Arab Finance: The Financial Regulatory Authority (FRA) has issued new amendments to the rules governing the investment of funds allocated to insurance and reinsurance companies, in order to further protect the rights of policyholders and beneficiaries, according to a statement.
The decision requires insurance and reinsurance companies to immediately cover any shortfall in allocated funds from their free funds.
If free funds are insufficient, the company must submit a plan to address the deficit within three months from the date the financial statements show the shortfall.
Under the previous rules, companies were granted a six-month grace period starting from the date they were notified by the FRA of insufficient allocated funds.
The new amendment both shortens this period to three months and changes its starting point to the date the deficit appears in the company’s financial statements, accelerating regulatory intervention to safeguard the rights of policyholders and beneficiaries.

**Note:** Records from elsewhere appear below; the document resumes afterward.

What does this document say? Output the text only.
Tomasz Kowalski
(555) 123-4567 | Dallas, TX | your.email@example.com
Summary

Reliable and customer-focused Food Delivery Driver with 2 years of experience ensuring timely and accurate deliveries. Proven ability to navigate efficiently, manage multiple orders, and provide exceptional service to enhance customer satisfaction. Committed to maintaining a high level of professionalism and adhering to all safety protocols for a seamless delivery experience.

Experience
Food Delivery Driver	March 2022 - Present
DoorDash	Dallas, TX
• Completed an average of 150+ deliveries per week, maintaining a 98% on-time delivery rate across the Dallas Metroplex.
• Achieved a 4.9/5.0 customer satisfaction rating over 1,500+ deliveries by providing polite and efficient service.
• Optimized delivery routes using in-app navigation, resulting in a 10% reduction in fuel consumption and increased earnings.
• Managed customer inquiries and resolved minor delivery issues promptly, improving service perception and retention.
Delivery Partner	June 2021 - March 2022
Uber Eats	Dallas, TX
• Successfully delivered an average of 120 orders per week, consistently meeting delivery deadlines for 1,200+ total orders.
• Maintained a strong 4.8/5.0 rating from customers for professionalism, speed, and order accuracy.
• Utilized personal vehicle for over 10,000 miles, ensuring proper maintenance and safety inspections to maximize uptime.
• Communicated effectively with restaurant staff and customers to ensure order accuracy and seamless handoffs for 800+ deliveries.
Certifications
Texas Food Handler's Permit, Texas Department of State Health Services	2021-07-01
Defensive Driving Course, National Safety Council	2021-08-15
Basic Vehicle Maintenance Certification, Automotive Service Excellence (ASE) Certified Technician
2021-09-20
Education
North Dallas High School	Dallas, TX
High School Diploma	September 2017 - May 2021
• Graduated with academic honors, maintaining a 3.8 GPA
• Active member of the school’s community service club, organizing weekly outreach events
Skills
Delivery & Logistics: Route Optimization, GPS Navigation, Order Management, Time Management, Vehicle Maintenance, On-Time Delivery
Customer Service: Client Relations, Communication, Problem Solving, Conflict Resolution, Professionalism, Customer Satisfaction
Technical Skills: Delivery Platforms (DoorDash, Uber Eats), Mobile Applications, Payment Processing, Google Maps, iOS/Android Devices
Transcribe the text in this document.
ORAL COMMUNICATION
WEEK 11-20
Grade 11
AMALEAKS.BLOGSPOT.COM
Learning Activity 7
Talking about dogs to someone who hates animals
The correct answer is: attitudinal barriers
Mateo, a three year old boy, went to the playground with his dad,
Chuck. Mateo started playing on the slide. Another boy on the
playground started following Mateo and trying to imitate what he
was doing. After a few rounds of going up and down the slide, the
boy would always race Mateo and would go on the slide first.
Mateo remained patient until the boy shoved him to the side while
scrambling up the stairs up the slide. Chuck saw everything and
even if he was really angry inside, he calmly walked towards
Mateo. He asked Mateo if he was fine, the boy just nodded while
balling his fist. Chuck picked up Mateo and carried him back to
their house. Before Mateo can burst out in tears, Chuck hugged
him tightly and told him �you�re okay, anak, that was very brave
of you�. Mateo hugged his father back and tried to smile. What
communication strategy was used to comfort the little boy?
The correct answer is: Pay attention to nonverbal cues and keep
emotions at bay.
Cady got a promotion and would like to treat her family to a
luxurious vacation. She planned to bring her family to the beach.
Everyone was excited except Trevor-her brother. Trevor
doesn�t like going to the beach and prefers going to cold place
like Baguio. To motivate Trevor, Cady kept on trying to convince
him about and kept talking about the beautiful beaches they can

Allocated funds are defined as the funds that insurance companies are required to set aside to meet their direct obligations to policyholders.
Free funds, by contrast, are not earmarked for direct obligations and represent the company’s financial buffer, including equity, retained earnings, or general reserves.
The amendment comes as insurance companies continue to comply with earlier regulatory measures.
In December 2024, the FRA required insurance and reinsurance companies to raise their capital to a minimum of EGP 600 million, prompting capital injections of around EGP 10 billion across the sector.
The authority also mandated that insurers invest between 2.5% and 20% of their paid-up capital in open-ended investment funds that invest in listed equities.
In 2025, insurance companies injected an additional EGP 2.6 billion into open-ended equity funds to meet these investment requirements, the FRA said.